Overall, the domestic common stock portfolios of U.S. funds expanded by over 5% in 2003, increasing from $2.4 trillion in 2002 to just over $2.5 trillion in 2003, Greenwich found. That growth represented a turnaround for U.S. funds, which had shed just over 17% of their holdings in domestic stocks between 1999 and 2002. Across the oceans, commitments by U.S. funds to international equity remained level in 2002.
Also up were allocations to hedge funds and real estate, while private equity allocations went down a fraction of a percentage point. Looking ahead however, a hefty 19% of funds that currently invest in or plan to begin investing in alternatives expect to boost their equity real estate assets, 23% plan to add to their private equity holdings, and 29% expect to increase their hedge fund portfolios.

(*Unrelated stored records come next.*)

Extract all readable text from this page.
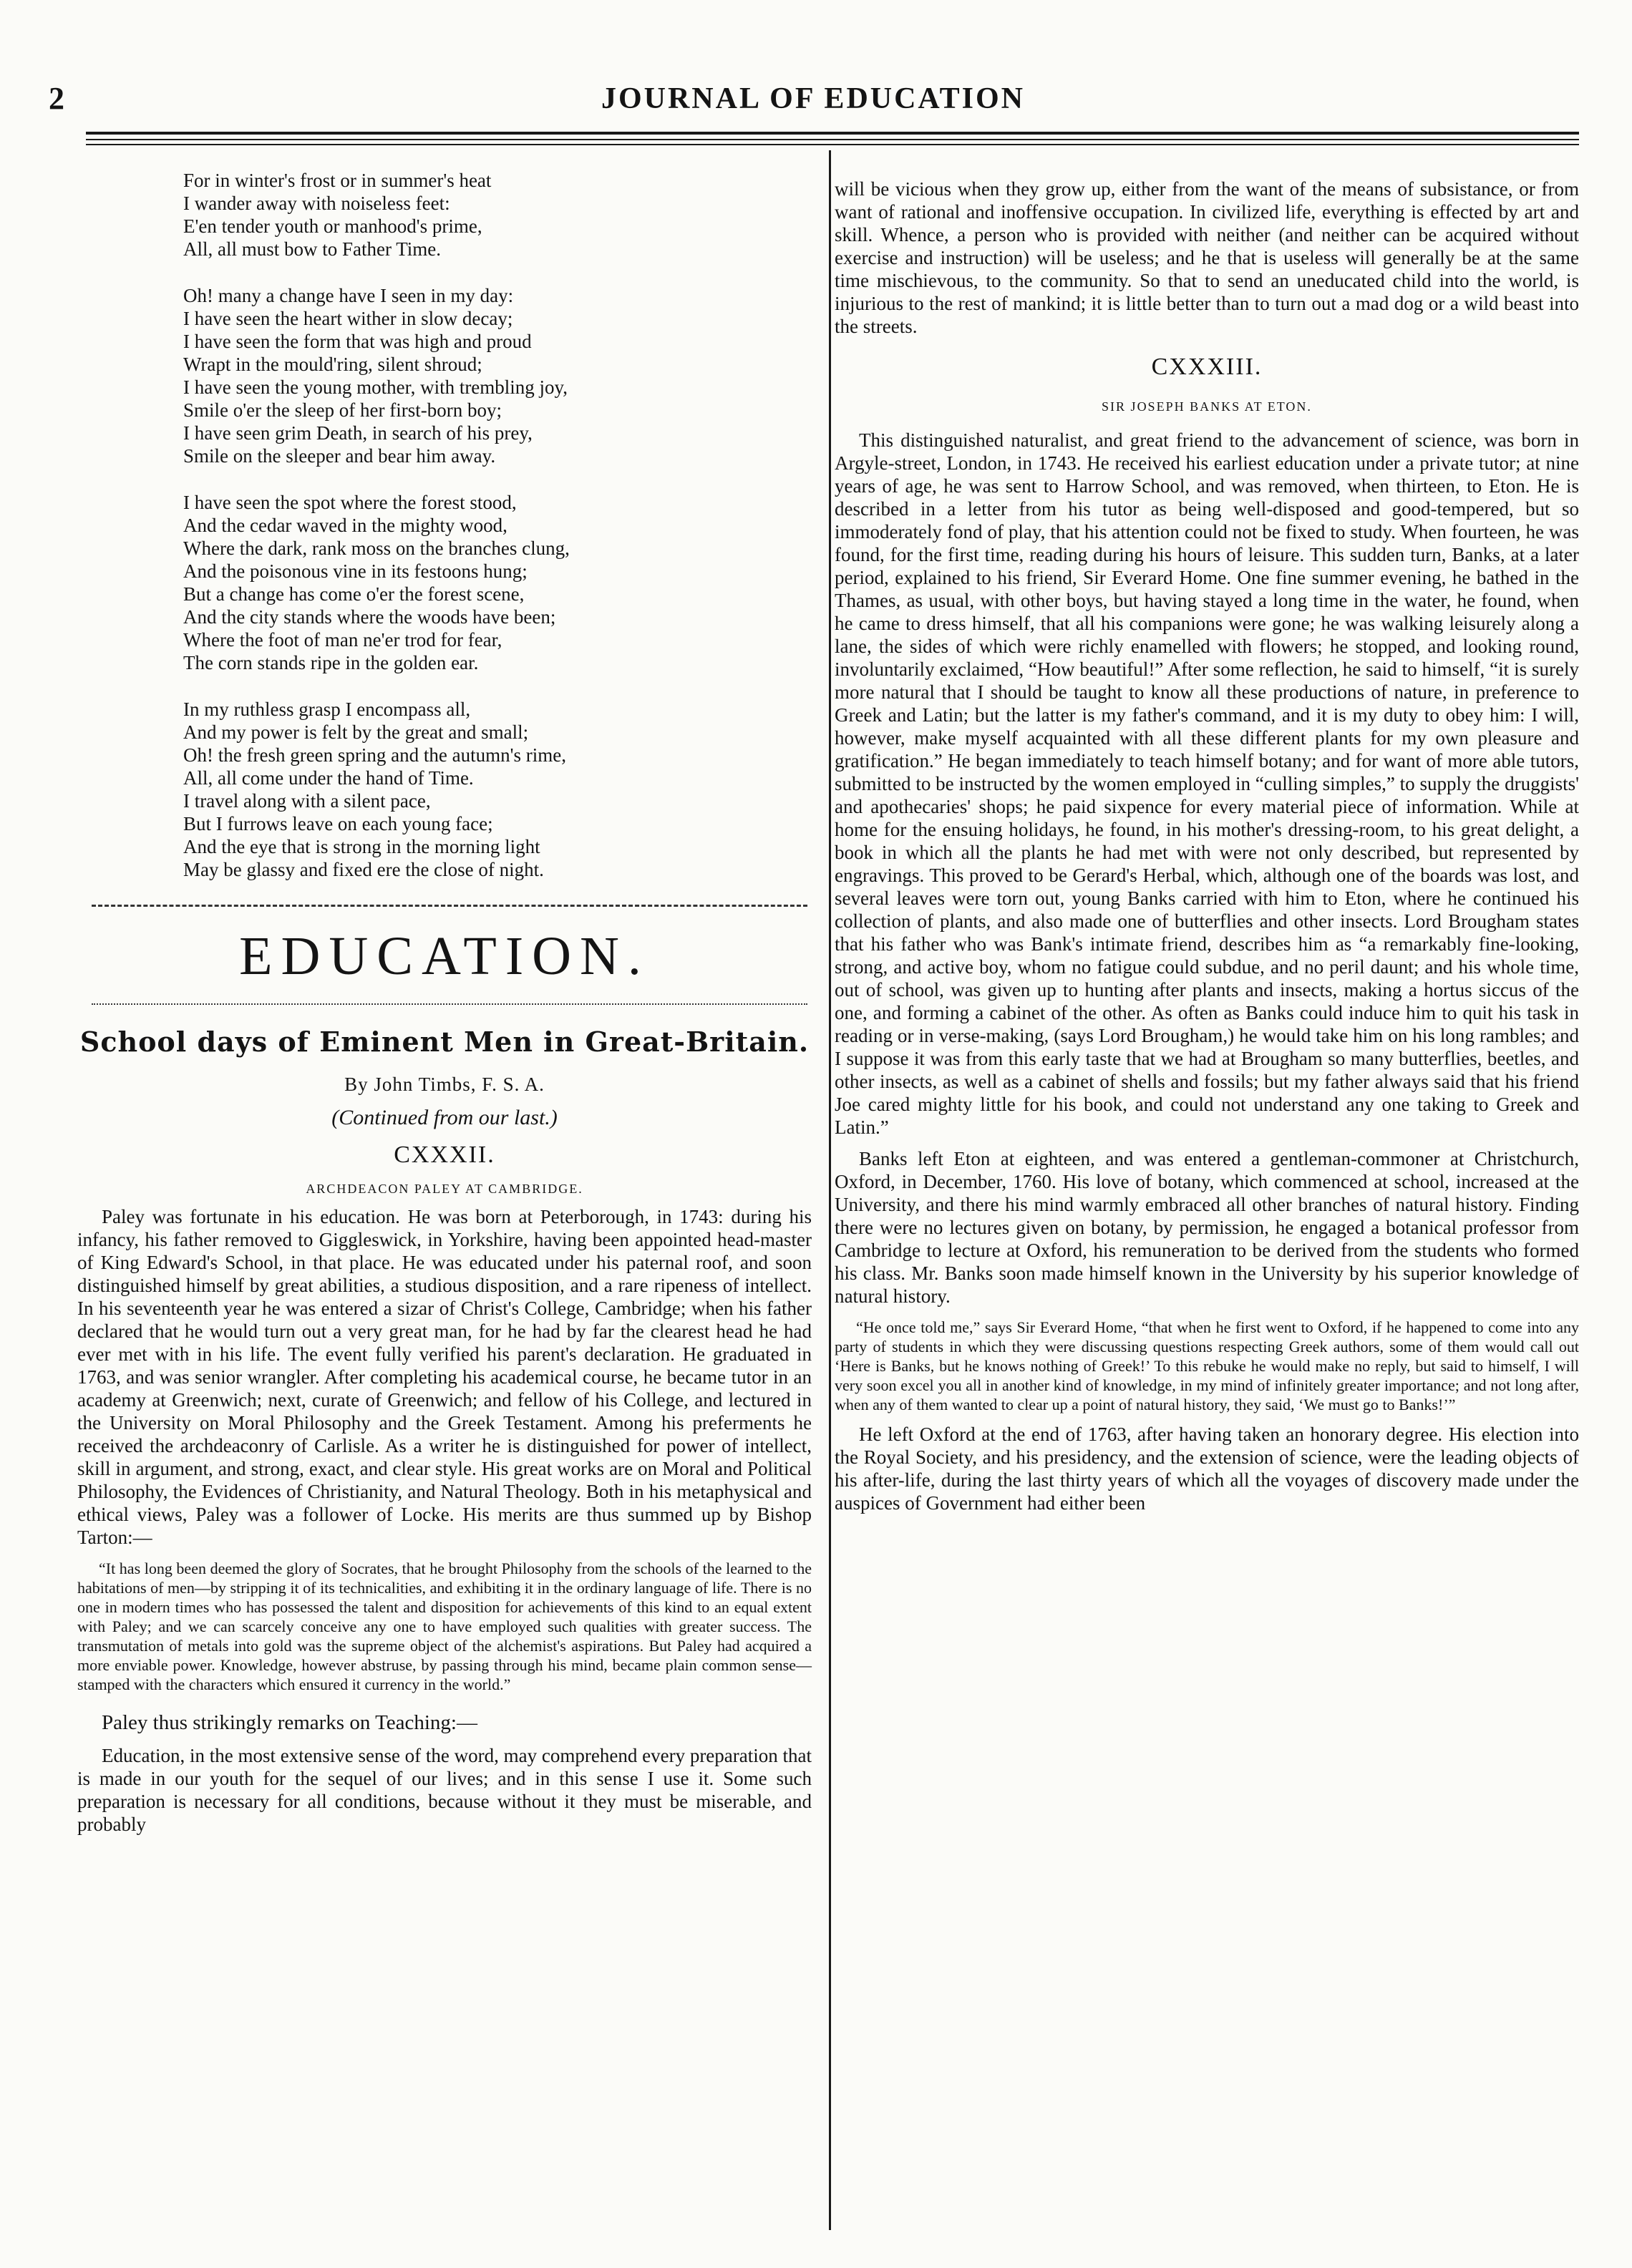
2	JOURNAL OF EDUCATION
For in winter's frost or in summer's heat
I wander away with noiseless feet:
E'en tender youth or manhood's prime,
All, all must bow to Father Time.
Oh! many a change have I seen in my day:
I have seen the heart wither in slow decay;
I have seen the form that was high and proud
Wrapt in the mould'ring, silent shroud;
I have seen the young mother, with trembling joy,
Smile o'er the sleep of her first-born boy;
I have seen grim Death, in search of his prey,
Smile on the sleeper and bear him away.
I have seen the spot where the forest stood,
And the cedar waved in the mighty wood,
Where the dark, rank moss on the branches clung,
And the poisonous vine in its festoons hung;
But a change has come o'er the forest scene,
And the city stands where the woods have been;
Where the foot of man ne'er trod for fear,
The corn stands ripe in the golden ear.
In my ruthless grasp I encompass all,
And my power is felt by the great and small;
Oh! the fresh green spring and the autumn's rime,
All, all come under the hand of Time.
I travel along with a silent pace,
But I furrows leave on each young face;
And the eye that is strong in the morning light
May be glassy and fixed ere the close of night.
EDUCATION.
School days of Eminent Men in Great-Britain.
By John Timbs, F. S. A.
(Continued from our last.)
CXXXII.
ARCHDEACON PALEY AT CAMBRIDGE.

Paley was fortunate in his education. He was born at Peterborough, in 1743: during his infancy, his father removed to Giggleswick, in Yorkshire, having been appointed head-master of King Edward's School, in that place. He was educated under his paternal roof, and soon distinguished himself by great abilities, a studious disposition, and a rare ripeness of intellect. In his seventeenth year he was entered a sizar of Christ's College, Cambridge; when his father declared that he would turn out a very great man, for he had by far the clearest head he had ever met with in his life. The event fully verified his parent's declaration. He graduated in 1763, and was senior wrangler. After completing his academical course, he became tutor in an academy at Greenwich; next, curate of Greenwich; and fellow of his College, and lectured in the University on Moral Philosophy and the Greek Testament. Among his preferments he received the archdeaconry of Carlisle. As a writer he is distinguished for power of intellect, skill in argument, and strong, exact, and clear style. His great works are on Moral and Political Philosophy, the Evidences of Christianity, and Natural Theology. Both in his metaphysical and ethical views, Paley was a follower of Locke. His merits are thus summed up by Bishop Tarton:—

“It has long been deemed the glory of Socrates, that he brought Philosophy from the schools of the learned to the habitations of men—by stripping it of its technicalities, and exhibiting it in the ordinary language of life. There is no one in modern times who has possessed the talent and disposition for achievements of this kind to an equal extent with Paley; and we can scarcely conceive any one to have employed such qualities with greater success. The transmutation of metals into gold was the supreme object of the alchemist's aspirations. But Paley had acquired a more enviable power. Knowledge, however abstruse, by passing through his mind, became plain common sense—stamped with the characters which ensured it currency in the world.”

Paley thus strikingly remarks on Teaching:—

Education, in the most extensive sense of the word, may comprehend every preparation that is made in our youth for the sequel of our lives; and in this sense I use it. Some such preparation is necessary for all conditions, because without it they must be miserable, and probably

will be vicious when they grow up, either from the want of the means of subsistance, or from want of rational and inoffensive occupation. In civilized life, everything is effected by art and skill. Whence, a person who is provided with neither (and neither can be acquired without exercise and instruction) will be useless; and he that is useless will generally be at the same time mischievous, to the community. So that to send an uneducated child into the world, is injurious to the rest of mankind; it is little better than to turn out a mad dog or a wild beast into the streets.

CXXXIII.
SIR JOSEPH BANKS AT ETON.

This distinguished naturalist, and great friend to the advancement of science, was born in Argyle-street, London, in 1743. He received his earliest education under a private tutor; at nine years of age, he was sent to Harrow School, and was removed, when thirteen, to Eton. He is described in a letter from his tutor as being well-disposed and good-tempered, but so immoderately fond of play, that his attention could not be fixed to study. When fourteen, he was found, for the first time, reading during his hours of leisure. This sudden turn, Banks, at a later period, explained to his friend, Sir Everard Home. One fine summer evening, he bathed in the Thames, as usual, with other boys, but having stayed a long time in the water, he found, when he came to dress himself, that all his companions were gone; he was walking leisurely along a lane, the sides of which were richly enamelled with flowers; he stopped, and looking round, involuntarily exclaimed, “How beautiful!” After some reflection, he said to himself, “it is surely more natural that I should be taught to know all these productions of nature, in preference to Greek and Latin; but the latter is my father's command, and it is my duty to obey him: I will, however, make myself acquainted with all these different plants for my own pleasure and gratification.” He began immediately to teach himself botany; and for want of more able tutors, submitted to be instructed by the women employed in “culling simples,” to supply the druggists' and apothecaries' shops; he paid sixpence for every material piece of information. While at home for the ensuing holidays, he found, in his mother's dressing-room, to his great delight, a book in which all the plants he had met with were not only described, but represented by engravings. This proved to be Gerard's Herbal, which, although one of the boards was lost, and several leaves were torn out, young Banks carried with him to Eton, where he continued his collection of plants, and also made one of butterflies and other insects. Lord Brougham states that his father who was Bank's intimate friend, describes him as “a remarkably fine-looking, strong, and active boy, whom no fatigue could subdue, and no peril daunt; and his whole time, out of school, was given up to hunting after plants and insects, making a hortus siccus of the one, and forming a cabinet of the other. As often as Banks could induce him to quit his task in reading or in verse-making, (says Lord Brougham,) he would take him on his long rambles; and I suppose it was from this early taste that we had at Brougham so many butterflies, beetles, and other insects, as well as a cabinet of shells and fossils; but my father always said that his friend Joe cared mighty little for his book, and could not understand any one taking to Greek and Latin.”

Banks left Eton at eighteen, and was entered a gentleman-commoner at Christchurch, Oxford, in December, 1760. His love of botany, which commenced at school, increased at the University, and there his mind warmly embraced all other branches of natural history. Finding there were no lectures given on botany, by permission, he engaged a botanical professor from Cambridge to lecture at Oxford, his remuneration to be derived from the students who formed his class. Mr. Banks soon made himself known in the University by his superior knowledge of natural history.

“He once told me,” says Sir Everard Home, “that when he first went to Oxford, if he happened to come into any party of students in which they were discussing questions respecting Greek authors, some of them would call out ‘Here is Banks, but he knows nothing of Greek!’ To this rebuke he would make no reply, but said to himself, I will very soon excel you all in another kind of knowledge, in my mind of infinitely greater importance; and not long after, when any of them wanted to clear up a point of natural history, they said, ‘We must go to Banks!’”

He left Oxford at the end of 1763, after having taken an honorary degree. His election into the Royal Society, and his presidency, and the extension of science, were the leading objects of his after-life, during the last thirty years of which all the voyages of discovery made under the auspices of Government had either been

At the same time, Greenwich says the time may be right for a slow down in hedge fund investments due to a recovering stock market, an inability to supply sufficient product to the largest corporate and public pension plans, and issues concerning transparency, risks, and fees. As evidence of this trend, Greenwich points to endowments and foundations that expect to cut their current 14.9% allocation to a targeted 14.2% in 2003. Endowments and foundations are the largest institutional investors in hedge funds, with an estimated $47 billion committed, compared with $15 billion for corporates and just $5 billion for the public funds surveyed.
As these categories were seeing increases in allocations, fixed-income allocations dropped about a percentage point in 2003, a trend Greenwich says appears likely to continue going forward. During the four-year period from 1999 to 2003, Greenwich notes funds’ bond holdings grew 6%. However, in the most recent analysis, a full 9% of the institutions surveyed have plans to significantly decrease their fixed-income allocations, while only 3% expect to increase.